Diese Entwicklung, die bei Weitem kei­nen Fortschritt hin zu einer reiferen Gesellschaft darstellt, wie manchmal behauptet wird, untergräbt die Grundfesten unseres westlichen Demokratiemodells, das üblicherweise als „liberale Demokratie“ bezeichnet wird. Dieses Modell war das Ergebnis der Verbindung zweier Tradi­tionen. Die erste ist die liberale Tradition des Rechtsstaates, der Gewaltenteilung und der Bekräftigung der individuellen Freiheit. Die zweite ist die demokratische Tra­dition der Gleichheit und der Volkssouveränität. Zweifellos sind diese beiden poli­tischen Logiken letztlich nicht vereinbar, da immer eine Spannung zwischen den Grundsätzen der Freiheit und der Gleichheit bestehen wird. Doch diese Spannung ist ein konstitutives Merkmal unseres Demokratiemodells, da sie Pluralismus garantiert.

Aufhebung der Gegensätze
Die gesamte europäische Geschichte hindurch wurde durch ein „agonistisches“ Ringen zwischen der „Rechten“, die der Freiheit den Vorzug gibt, und der „Linken“, die die Gleichheit betont, geprägt. Als die Grenze zwischen links und rechts durch die Reduktion der Demokratie auf ihre libe­rale Dimension mehr und mehr ver­schwamm, verschwand der Raum, in dem die agonistische Konfrontation zwischen Gegnern stattfinden konnte. Und heute fin­det die demokratische Bestrebung inner­halb des traditionellen politischen Rahmens keine Kanäle zur Meinungsäuße­rung mehr. Der „Demos“, das souveräne Volk, wurde zu einer „Zombie“-Kategorie erklärt, sodass wir jetzt in „postdemokrati­schen“ Gesellschaften leben.

„Oligarchisierung“ der Gesellschaft
Diese Veränderungen auf der politischen Ebene fanden im Rahmen einer neuen „neoliberalen“ hegemonialen Formierung statt. Diese ist durch eine Form der Regulierung des Kapitalismus gekennzeichnet, in der das Finanzkapital von zentraler Bedeutung ist. Wir haben eine exponentielle Zunahme der Ungleichheit erlebt, die nicht nur die Arbeiterschaft betrifft, sondern auch einen großen Teil der Mittel­schicht, der in einen Prozess der Verarmung und Prekarisierung eingetreten ist. Man kann daher von einem echten Phänomen der „Oligarchisierung“ unserer Gesell­schaf­ten sprechen. In diesem Kontext der gesell­­schaftlichen und politischen Krise ent­stand eine Vielzahl populistischer Bewegungen, die die Postpolitik und die Postdemokratie ablehnen.
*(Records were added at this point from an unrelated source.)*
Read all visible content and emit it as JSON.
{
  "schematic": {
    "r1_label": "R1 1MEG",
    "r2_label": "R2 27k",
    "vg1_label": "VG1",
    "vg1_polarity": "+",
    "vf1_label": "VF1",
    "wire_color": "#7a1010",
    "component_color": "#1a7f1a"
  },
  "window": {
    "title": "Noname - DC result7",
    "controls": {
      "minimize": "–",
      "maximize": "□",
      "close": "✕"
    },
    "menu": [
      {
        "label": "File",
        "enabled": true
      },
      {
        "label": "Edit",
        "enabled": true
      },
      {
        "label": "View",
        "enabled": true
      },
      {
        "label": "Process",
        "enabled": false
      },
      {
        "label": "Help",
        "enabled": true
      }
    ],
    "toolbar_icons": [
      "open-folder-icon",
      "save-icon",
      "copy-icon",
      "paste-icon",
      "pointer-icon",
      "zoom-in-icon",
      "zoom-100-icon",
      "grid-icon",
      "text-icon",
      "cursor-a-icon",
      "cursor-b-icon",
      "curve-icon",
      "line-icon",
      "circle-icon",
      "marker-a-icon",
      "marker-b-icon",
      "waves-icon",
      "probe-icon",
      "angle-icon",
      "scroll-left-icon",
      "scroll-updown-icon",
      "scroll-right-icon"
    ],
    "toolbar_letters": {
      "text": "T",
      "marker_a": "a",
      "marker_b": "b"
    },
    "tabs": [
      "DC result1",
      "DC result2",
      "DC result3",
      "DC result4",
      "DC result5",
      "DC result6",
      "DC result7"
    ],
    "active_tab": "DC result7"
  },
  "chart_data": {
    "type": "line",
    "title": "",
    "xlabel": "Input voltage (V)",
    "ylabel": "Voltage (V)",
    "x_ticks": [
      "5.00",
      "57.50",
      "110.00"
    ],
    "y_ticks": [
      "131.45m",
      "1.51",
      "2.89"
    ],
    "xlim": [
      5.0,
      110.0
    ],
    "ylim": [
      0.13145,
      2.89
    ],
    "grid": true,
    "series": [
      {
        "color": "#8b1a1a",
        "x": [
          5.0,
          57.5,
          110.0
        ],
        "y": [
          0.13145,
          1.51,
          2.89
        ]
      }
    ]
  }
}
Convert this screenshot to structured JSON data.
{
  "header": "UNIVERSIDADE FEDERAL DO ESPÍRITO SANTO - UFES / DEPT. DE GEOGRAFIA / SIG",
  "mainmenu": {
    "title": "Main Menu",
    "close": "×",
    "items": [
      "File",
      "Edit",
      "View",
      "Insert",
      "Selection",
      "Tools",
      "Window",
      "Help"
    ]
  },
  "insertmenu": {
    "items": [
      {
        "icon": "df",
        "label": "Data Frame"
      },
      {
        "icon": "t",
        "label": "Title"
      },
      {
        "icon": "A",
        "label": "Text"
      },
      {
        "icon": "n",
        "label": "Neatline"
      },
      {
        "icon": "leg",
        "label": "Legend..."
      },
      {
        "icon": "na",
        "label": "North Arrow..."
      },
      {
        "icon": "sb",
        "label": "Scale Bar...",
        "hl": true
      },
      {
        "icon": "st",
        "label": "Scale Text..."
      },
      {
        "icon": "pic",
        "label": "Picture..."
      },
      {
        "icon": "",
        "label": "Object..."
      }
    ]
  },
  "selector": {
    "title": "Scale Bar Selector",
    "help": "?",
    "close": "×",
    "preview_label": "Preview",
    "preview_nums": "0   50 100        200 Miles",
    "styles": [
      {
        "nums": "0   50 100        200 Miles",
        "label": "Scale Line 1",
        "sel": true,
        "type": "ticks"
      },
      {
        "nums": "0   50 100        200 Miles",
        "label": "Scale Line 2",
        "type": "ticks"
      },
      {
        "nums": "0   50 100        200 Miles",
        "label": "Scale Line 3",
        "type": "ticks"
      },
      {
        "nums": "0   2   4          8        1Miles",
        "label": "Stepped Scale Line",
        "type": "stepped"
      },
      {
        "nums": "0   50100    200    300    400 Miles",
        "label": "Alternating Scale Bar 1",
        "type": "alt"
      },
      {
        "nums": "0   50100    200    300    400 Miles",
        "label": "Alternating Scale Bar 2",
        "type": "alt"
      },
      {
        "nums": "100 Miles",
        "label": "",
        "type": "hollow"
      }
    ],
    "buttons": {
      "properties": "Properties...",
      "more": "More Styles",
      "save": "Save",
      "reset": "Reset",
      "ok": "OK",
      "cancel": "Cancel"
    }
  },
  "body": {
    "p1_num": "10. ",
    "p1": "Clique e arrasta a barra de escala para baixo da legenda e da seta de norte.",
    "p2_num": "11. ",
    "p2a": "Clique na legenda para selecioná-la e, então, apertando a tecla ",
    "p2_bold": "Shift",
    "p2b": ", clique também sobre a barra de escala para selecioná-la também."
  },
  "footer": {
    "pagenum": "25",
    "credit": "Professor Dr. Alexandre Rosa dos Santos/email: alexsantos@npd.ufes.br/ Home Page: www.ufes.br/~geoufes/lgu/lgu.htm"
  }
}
Sie behaupten, dem Volk die Stimme zurückzugeben, die ihm von den Eliten entzogen wurde. Unabhängig von den pro­blematischen Formen, die einige dieser Bewegungen annehmen mögen, ist es wich­tig zu erkennen, dass sie Ausdruck legitimer demokratischer Bestrebungen sind. Das Volk kann jedoch sehr unter­schied­lich konstruiert werden, und das Problem besteht darin, dass dies nicht immer in eine progressive Richtung geht. In mehreren europäischen Ländern wurde dieses Streben nach Wiedererlangung der Souve­ränität von rechtspopulistischen Parteien gekapert, denen es gelang, das Volk mithil­fe eines xenophoben Diskurses zu konstru­ieren, der Immigranten, die als Bedrohung für den nationalen Wohlstand gesehen werden, ausschließt. Diese Partei­en konstruieren ein Volk, das nach einer Demokra­tie ruft, die ausschließlich auf die Verteidigung der Interessen derer ge­richtet ist, die als „echte Volkszugehörige“ gelten.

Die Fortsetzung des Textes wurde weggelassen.